Financial Support : CNRS 80|PRIME
Collaboration : J. Le Sommer (IGE, Grenoble) et R. Fablet (Lab-STICC, Brest)
Sub-grid scale closures are key ingredients for turbulent flows simulations. Such closures are needed to account for the impact of unresolved fine scale variables over resolved larger scales variables because of the nonlinearity of fluid dynamics (Sagaut et al. 2006). In practice, these models are usually deterministically asserved to large scale resolved quantities and obtained through the combination of theoretical and empirical considerations.
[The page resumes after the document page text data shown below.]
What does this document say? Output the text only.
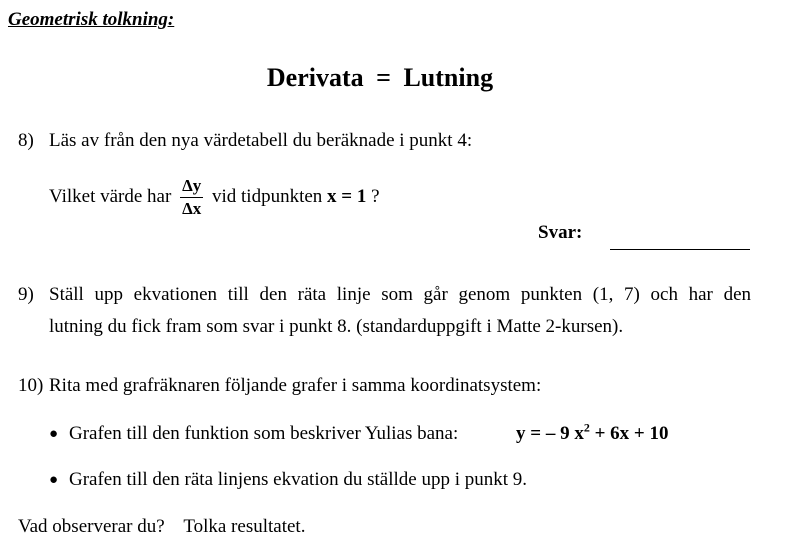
Geometrisk tolkning:
Derivata = Lutning
8) Läs av från den nya värdetabell du beräknade i punkt 4:
Vilket värde har $\frac{\Delta y}{\Delta x}$ vid tidpunkten x = 1 ?
Svar:
9) Ställ upp ekvationen till den räta linje som går genom punkten (1, 7) och har den
lutning du fick fram som svar i punkt 8. (standarduppgift i Matte 2-kursen).
10) Rita med grafräknaren följande grafer i samma koordinatsystem:
● Grafen till den funktion som beskriver Yulias bana:	y = – 9 $x^2 + 6x + 10$
● Grafen till den räta linjens ekvation du ställde upp i punkt 9.
Vad observerar du?    Tolka resultatet.
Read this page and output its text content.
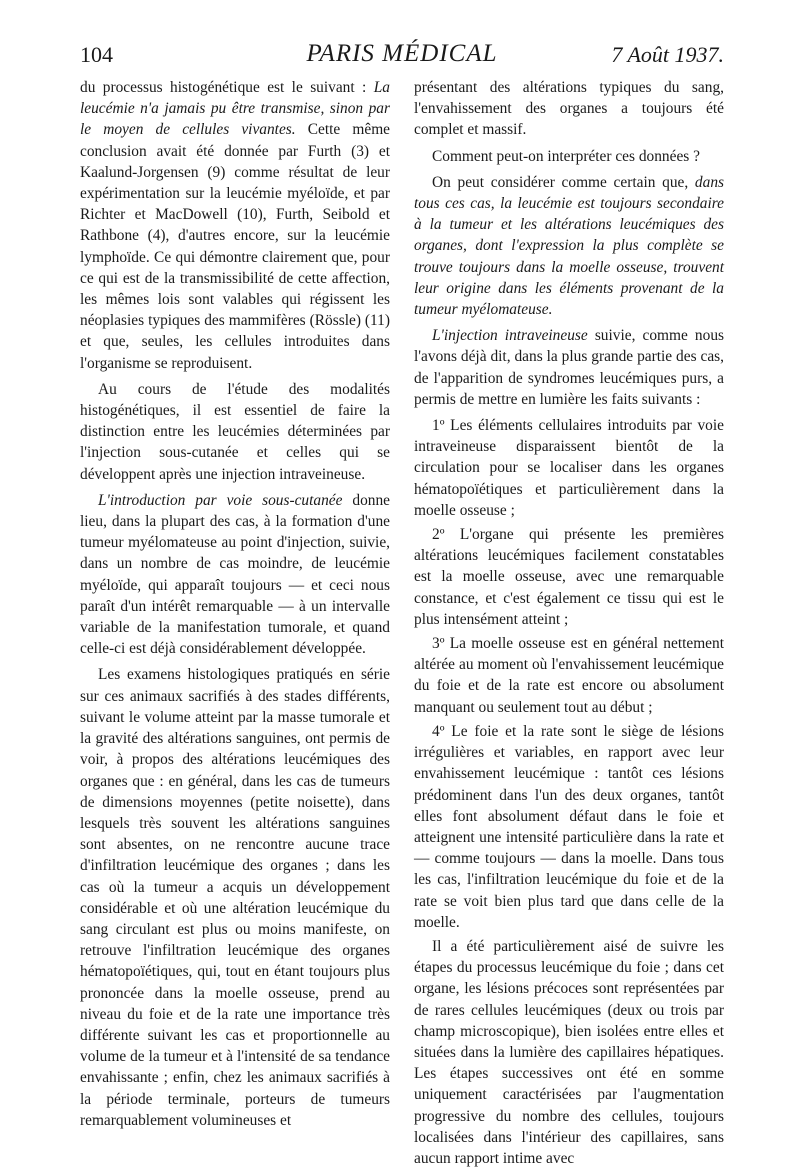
104	PARIS MÉDICAL	7 Août 1937.

du processus histogénétique est le suivant : La leucémie n'a jamais pu être transmise, sinon par le moyen de cellules vivantes. Cette même conclusion avait été donnée par Furth (3) et Kaalund-Jorgensen (9) comme résultat de leur expérimentation sur la leucémie myéloïde, et par Richter et MacDowell (10), Furth, Seibold et Rathbone (4), d'autres encore, sur la leucémie lymphoïde. Ce qui démontre clairement que, pour ce qui est de la transmissibilité de cette affection, les mêmes lois sont valables qui régissent les néoplasies typiques des mammifères (Rössle) (11) et que, seules, les cellules introduites dans l'organisme se reproduisent.

Au cours de l'étude des modalités histogénétiques, il est essentiel de faire la distinction entre les leucémies déterminées par l'injection sous-cutanée et celles qui se développent après une injection intraveineuse.

L'introduction par voie sous-cutanée donne lieu, dans la plupart des cas, à la formation d'une tumeur myélomateuse au point d'injection, suivie, dans un nombre de cas moindre, de leucémie myéloïde, qui apparaît toujours — et ceci nous paraît d'un intérêt remarquable — à un intervalle variable de la manifestation tumorale, et quand celle-ci est déjà considérablement développée.

Les examens histologiques pratiqués en série sur ces animaux sacrifiés à des stades différents, suivant le volume atteint par la masse tumorale et la gravité des altérations sanguines, ont permis de voir, à propos des altérations leucémiques des organes que : en général, dans les cas de tumeurs de dimensions moyennes (petite noisette), dans lesquels très souvent les altérations sanguines sont absentes, on ne rencontre aucune trace d'infiltration leucémique des organes ; dans les cas où la tumeur a acquis un développement considérable et où une altération leucémique du sang circulant est plus ou moins manifeste, on retrouve l'infiltration leucémique des organes hématopoïétiques, qui, tout en étant toujours plus prononcée dans la moelle osseuse, prend au niveau du foie et de la rate une importance très différente suivant les cas et proportionnelle au volume de la tumeur et à l'intensité de sa tendance envahissante ; enfin, chez les animaux sacrifiés à la période terminale, porteurs de tumeurs remarquablement volumineuses et

présentant des altérations typiques du sang, l'envahissement des organes a toujours été complet et massif.

Comment peut-on interpréter ces données ?

On peut considérer comme certain que, dans tous ces cas, la leucémie est toujours secondaire à la tumeur et les altérations leucémiques des organes, dont l'expression la plus complète se trouve toujours dans la moelle osseuse, trouvent leur origine dans les éléments provenant de la tumeur myélomateuse.

L'injection intraveineuse suivie, comme nous l'avons déjà dit, dans la plus grande partie des cas, de l'apparition de syndromes leucémiques purs, a permis de mettre en lumière les faits suivants :

1º Les éléments cellulaires introduits par voie intraveineuse disparaissent bientôt de la circulation pour se localiser dans les organes hématopoïétiques et particulièrement dans la moelle osseuse ;

2º L'organe qui présente les premières altérations leucémiques facilement constatables est la moelle osseuse, avec une remarquable constance, et c'est également ce tissu qui est le plus intensément atteint ;

3º La moelle osseuse est en général nettement altérée au moment où l'envahissement leucémique du foie et de la rate est encore ou absolument manquant ou seulement tout au début ;

4º Le foie et la rate sont le siège de lésions irrégulières et variables, en rapport avec leur envahissement leucémique : tantôt ces lésions prédominent dans l'un des deux organes, tantôt elles font absolument défaut dans le foie et atteignent une intensité particulière dans la rate et — comme toujours — dans la moelle. Dans tous les cas, l'infiltration leucémique du foie et de la rate se voit bien plus tard que dans celle de la moelle.

Il a été particulièrement aisé de suivre les étapes du processus leucémique du foie ; dans cet organe, les lésions précoces sont représentées par de rares cellules leucémiques (deux ou trois par champ microscopique), bien isolées entre elles et situées dans la lumière des capillaires hépatiques. Les étapes successives ont été en somme uniquement caractérisées par l'augmentation progressive du nombre des cellules, toujours localisées dans l'intérieur des capillaires, sans aucun rapport intime avec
Over recent years, progress have been made in LES and RANS modelling by applying machine learning (ML) techniques for calibrating models on the basis of databases of DNS simulations (Kutz 2017, Vollant et al. 2017). Recent advances in ML algorithms and in their software implementation are therefore expected to yield breakthrough in LES modelling over coming years. Convolutional neural networks (CNN, a particular class of neural networks that rely on local convolution operations) are in particular expected to be well adapted to LES modelling, because they naturally encode the filtering operations involved in designing LES closures (Bolton and Zanna et al. 2018) and can be trained over large databases. In this project, we intend to define a new robust modeling strategy to be able to model a large range of sub-grid scales quantities. The project will first focus on the modeling of scalar quantities as needed for various applications (heat transfer, combustion, oceanography, etc). A particular attention will be devoted to environmental fluid flows simulations and to their applications in operational systems, as for instance ocean prediction systems. The ultimate goal will be to take into account the modeling error propagation, and its interaction with numerical errors in the ML techniques to insure the accuracy of the model for long-time evolution.